The revelation that nearly half of hospitals in England have raised parking fees over the past year is widely reported, and leads some papers.
"It makes you sick", is the Daily Mirror's front-page headline, with the paper describing the charges as a "tax on the sick".
For the Daily Mail, the increases are a "sickening betrayal", despite a promise by ministers to end what it calls rip-off charges.
The Sun complains that every year the government makes the right noises about the need to slash fees, and every year nothing happens and they rise even further.
Many papers have pictures of crowded shopping centres and long queues of bargain hunters waiting for stores to open for the Boxing Day sales.
But, the Mail reports, they weren't enough to save shops from disappointing sales figures.
It's the main story for the Financial Times, which sums things up with a front-page headline saying: "Boxing Day brings little cheer to retailers hoping for sales bonanza".
The paper says longstanding shopping patterns are being disrupted by online buying and there are also signs of consumers tightening their belts.

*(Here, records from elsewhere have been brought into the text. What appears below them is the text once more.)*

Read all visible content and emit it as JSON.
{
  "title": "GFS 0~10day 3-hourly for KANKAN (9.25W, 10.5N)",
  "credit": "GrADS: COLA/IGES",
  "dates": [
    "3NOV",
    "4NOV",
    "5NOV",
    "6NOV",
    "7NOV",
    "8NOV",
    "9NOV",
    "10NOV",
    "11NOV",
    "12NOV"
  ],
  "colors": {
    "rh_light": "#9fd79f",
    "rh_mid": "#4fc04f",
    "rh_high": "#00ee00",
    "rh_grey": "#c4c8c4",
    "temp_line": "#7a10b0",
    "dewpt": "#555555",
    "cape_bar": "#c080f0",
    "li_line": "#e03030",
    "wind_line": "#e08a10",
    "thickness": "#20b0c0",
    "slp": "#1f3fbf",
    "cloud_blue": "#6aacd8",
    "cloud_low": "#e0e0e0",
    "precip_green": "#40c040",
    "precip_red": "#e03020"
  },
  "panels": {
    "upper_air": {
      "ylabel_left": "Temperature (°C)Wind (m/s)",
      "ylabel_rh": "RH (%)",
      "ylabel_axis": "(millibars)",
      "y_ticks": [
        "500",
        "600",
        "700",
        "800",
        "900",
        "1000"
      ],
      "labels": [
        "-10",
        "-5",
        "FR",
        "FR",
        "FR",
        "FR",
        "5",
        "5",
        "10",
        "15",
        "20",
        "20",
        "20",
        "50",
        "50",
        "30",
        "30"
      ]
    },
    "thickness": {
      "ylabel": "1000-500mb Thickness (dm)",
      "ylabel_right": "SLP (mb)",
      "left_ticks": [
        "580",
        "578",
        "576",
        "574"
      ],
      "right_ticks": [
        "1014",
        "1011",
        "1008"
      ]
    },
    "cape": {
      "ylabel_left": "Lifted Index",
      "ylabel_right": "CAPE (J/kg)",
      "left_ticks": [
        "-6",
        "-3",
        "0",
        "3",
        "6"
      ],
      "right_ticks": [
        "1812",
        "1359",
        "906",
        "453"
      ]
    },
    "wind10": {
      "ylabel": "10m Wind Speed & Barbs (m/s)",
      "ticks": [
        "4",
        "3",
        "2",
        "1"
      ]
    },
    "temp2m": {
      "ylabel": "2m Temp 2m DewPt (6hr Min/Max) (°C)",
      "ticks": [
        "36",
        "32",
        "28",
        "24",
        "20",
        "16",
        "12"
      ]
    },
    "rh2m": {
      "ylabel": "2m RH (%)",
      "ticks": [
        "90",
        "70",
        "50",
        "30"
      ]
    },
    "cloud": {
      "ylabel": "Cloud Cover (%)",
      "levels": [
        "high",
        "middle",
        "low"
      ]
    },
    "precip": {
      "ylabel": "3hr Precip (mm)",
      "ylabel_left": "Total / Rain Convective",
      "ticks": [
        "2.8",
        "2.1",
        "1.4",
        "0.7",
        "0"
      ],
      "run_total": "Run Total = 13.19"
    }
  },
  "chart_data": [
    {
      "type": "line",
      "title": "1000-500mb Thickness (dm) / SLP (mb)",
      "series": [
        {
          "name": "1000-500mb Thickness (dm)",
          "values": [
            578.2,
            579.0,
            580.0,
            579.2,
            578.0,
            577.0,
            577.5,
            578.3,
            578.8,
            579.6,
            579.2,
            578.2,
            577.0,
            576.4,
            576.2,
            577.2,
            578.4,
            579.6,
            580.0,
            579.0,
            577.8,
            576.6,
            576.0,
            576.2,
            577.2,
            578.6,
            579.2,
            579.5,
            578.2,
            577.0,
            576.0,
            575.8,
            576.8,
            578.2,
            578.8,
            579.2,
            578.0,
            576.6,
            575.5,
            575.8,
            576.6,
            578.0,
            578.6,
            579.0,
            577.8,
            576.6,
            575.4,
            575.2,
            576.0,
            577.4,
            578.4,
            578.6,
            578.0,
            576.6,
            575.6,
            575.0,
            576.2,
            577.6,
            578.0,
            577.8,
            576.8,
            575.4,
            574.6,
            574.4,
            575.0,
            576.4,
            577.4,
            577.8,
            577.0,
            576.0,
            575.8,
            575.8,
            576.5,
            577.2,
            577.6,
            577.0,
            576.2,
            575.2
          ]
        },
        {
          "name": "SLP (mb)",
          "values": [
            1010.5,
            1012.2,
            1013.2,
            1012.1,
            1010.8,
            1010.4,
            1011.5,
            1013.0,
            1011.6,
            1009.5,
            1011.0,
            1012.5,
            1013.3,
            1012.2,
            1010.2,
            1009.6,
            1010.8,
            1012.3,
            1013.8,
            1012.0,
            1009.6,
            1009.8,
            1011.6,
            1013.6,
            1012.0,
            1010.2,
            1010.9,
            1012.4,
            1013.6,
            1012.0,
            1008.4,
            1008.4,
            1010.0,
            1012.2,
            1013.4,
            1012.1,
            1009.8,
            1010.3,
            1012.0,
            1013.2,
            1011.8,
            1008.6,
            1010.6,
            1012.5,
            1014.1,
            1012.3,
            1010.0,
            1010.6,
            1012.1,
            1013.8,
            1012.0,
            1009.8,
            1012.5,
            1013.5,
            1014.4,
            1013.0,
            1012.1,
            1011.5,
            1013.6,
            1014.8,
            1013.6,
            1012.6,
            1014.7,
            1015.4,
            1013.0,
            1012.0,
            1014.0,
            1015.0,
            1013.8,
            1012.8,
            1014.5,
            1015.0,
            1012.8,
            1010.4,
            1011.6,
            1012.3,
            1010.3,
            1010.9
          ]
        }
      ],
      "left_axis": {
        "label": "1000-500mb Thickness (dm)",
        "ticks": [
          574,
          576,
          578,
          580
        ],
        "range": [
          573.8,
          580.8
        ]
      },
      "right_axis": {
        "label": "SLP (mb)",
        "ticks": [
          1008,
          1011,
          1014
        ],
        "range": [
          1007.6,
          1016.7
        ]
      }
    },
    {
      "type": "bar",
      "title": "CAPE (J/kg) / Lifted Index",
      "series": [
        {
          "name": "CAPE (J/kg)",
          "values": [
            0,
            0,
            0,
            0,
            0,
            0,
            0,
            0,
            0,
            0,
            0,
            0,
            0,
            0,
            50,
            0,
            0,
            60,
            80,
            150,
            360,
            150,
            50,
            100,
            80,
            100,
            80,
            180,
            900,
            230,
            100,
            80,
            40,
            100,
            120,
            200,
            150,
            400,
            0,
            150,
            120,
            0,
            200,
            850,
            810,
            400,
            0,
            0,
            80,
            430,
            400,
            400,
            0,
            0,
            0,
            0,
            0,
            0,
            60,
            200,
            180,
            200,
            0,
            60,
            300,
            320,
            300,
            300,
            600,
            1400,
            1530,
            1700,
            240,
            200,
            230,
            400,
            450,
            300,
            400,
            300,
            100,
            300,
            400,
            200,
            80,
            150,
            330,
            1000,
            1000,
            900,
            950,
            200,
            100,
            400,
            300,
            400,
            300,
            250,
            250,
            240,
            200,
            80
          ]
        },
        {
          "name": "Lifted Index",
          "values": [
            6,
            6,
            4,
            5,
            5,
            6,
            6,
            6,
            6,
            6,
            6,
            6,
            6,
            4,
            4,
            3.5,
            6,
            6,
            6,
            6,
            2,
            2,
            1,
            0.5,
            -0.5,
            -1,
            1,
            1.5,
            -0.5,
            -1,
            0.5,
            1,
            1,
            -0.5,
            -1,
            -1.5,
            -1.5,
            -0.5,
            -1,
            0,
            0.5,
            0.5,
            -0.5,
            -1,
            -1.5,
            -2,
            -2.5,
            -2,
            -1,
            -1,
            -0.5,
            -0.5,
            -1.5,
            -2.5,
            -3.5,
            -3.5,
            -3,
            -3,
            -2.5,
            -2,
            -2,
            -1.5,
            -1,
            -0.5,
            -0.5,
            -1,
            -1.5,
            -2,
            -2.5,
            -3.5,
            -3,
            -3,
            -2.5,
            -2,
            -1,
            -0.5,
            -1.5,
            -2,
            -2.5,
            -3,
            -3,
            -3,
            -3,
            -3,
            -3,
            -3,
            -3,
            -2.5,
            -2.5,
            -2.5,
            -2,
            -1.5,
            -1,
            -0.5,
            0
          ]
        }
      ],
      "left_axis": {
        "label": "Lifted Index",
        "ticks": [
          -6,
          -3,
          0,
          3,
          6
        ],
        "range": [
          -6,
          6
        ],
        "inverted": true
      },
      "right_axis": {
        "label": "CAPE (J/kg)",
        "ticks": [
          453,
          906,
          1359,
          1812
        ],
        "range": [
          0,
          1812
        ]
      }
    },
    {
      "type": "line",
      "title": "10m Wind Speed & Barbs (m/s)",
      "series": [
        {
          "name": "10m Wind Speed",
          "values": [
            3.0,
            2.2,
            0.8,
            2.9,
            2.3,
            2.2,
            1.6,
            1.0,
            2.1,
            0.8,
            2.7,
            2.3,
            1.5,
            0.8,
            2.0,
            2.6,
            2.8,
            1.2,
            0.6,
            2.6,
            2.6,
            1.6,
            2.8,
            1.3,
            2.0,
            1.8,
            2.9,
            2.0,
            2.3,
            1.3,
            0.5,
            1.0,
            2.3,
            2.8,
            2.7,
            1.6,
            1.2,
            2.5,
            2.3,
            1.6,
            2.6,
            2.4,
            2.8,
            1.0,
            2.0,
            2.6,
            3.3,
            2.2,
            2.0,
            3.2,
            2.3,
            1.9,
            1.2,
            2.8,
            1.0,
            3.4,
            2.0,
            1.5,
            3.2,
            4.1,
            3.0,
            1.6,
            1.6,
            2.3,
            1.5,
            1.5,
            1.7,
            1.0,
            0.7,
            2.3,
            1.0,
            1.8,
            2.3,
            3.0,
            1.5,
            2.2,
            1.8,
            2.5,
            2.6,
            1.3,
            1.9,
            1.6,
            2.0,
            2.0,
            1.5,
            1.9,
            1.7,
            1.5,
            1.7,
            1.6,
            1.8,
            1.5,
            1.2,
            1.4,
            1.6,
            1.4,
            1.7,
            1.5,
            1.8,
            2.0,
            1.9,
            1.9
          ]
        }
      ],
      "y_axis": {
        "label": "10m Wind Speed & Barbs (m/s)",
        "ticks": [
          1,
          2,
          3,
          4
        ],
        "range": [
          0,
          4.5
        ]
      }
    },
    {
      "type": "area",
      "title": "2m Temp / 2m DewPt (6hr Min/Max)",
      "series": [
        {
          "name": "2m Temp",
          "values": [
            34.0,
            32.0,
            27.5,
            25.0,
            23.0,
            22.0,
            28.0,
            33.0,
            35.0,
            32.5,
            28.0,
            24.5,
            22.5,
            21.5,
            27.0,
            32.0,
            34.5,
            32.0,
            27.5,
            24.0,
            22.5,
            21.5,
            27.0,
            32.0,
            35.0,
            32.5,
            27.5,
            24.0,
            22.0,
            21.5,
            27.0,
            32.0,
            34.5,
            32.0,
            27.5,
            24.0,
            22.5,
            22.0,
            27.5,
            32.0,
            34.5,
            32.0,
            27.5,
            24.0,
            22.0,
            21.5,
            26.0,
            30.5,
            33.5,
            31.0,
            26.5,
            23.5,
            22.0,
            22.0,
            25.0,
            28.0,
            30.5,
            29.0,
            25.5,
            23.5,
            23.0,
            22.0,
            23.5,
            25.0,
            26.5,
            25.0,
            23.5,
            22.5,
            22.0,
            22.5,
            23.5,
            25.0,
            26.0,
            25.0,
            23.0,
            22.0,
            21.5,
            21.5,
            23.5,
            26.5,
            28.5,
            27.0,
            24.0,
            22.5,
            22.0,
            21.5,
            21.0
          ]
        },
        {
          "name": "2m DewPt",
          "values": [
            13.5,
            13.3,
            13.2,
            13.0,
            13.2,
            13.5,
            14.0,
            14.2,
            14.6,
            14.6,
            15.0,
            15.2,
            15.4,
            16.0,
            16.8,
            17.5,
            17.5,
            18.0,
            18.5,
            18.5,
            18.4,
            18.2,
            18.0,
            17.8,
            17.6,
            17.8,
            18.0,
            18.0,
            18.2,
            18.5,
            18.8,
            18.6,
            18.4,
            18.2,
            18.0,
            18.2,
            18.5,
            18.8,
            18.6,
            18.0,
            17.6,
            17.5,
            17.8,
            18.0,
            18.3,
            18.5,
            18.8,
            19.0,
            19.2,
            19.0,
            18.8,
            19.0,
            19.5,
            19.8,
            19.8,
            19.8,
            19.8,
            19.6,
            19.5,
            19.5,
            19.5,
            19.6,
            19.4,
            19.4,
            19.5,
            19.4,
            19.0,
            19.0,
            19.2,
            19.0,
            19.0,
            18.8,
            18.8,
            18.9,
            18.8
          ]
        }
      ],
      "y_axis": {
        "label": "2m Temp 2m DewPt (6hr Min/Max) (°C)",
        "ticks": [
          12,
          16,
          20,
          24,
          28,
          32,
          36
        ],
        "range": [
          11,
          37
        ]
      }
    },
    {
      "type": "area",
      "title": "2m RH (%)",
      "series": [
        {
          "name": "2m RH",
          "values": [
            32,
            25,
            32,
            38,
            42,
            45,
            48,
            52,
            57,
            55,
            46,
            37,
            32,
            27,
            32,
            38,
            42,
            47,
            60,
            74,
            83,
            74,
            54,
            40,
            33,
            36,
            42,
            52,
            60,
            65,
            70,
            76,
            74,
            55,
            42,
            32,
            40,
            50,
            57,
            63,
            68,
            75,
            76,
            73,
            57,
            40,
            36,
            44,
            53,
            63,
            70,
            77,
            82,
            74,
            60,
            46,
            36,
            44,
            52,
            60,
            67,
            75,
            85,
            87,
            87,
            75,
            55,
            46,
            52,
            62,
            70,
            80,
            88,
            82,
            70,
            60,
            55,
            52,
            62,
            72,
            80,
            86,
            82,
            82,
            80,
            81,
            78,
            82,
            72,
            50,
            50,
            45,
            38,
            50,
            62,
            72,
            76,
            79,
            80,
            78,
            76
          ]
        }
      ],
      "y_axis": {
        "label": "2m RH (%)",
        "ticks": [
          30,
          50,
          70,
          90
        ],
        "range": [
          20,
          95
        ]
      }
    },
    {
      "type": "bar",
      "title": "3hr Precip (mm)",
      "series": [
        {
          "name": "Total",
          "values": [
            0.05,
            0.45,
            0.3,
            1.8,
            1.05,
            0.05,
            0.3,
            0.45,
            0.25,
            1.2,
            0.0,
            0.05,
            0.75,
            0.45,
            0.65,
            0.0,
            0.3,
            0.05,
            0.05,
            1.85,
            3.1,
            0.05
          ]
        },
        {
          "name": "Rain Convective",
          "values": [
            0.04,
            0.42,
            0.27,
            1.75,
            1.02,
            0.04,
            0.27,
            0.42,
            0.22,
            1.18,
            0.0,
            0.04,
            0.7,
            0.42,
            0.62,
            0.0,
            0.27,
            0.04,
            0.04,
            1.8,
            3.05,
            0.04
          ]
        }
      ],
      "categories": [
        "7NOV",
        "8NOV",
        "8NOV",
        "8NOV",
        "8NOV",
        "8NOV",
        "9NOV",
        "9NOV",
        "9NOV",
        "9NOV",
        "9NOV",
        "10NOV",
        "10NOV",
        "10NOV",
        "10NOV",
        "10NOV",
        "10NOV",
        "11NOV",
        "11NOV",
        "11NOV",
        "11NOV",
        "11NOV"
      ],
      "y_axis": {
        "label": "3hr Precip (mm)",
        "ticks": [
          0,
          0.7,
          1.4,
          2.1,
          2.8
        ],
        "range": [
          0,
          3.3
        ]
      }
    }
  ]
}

The Daily Express leads with a report that an estimated three million people are falling deeper into debt because they don't have enough money to cover their day-to-day costs.
According to the paper, experts say people are falling behind on paying household bills such as utilities, rent and council tax.
The debt charity, StepChange, tells the paper most of its clients are able to manage their finances until their income is affected by either redundancy, shorter working hours or ill-health.
On a related note, the Sun is aghast at a plan to increase the charge on plastic bags in England to 10p. It says it's yet another little nibble at the pockets of hard-pressed shoppers when we should be encouraging them on to the high streets.
Others are more supportive. For the Mail, the move is another big step towards a cleaner, greener globe.
The "i" leads on the proposal, describing it as commendable. But it suggests going further by banning plastic bags altogether in favour of alternatives.
The Daily Telegraph also leads on an environmental story, under the headline: "Don't wrap your child's sandwiches in plastic."
It says parents are to be told not to put their children's packed lunches in cling film under plans to make all schools plastic-free within three years.
The paper reports that Education Secretary Damian Hinds has urged head teachers to stop using items such as plastic straws, bottles, food packaging and plastic bags, and opt for sustainable alternatives - and this could also encourage parents to do the same.
However, a proposal by Public Health England for a cap to be imposed on the number of calories in restaurant meals and supermarket foods is widely resisted.
"The nanny state is getting totally out of control," the Daily Express declares. The paper's commentator, Leo McKinstrey, says the scheme would represent state interference gone beserk.
The Sun describes the move as insane, and says getting people off their couches would reverse obesity far more effectively than punitive meddling.
Flight of fancy?
Finally, all the papers have the story of a couple who met on a dating app earlier this month, then decided to meet for the first time at Gatwick airport where they would board a flight to Las Vegas to get married on Christmas Day.
The Mirror says thirtysomethings Sarah Elliott, from Tunbridge Wells, and Paul Edwards, from Chichester, were dressed in their wedding clothes for the flight.
Ms Elliot tells the Times: "We're not looking at everything through rose-tinted glasses. We know it will be challenging."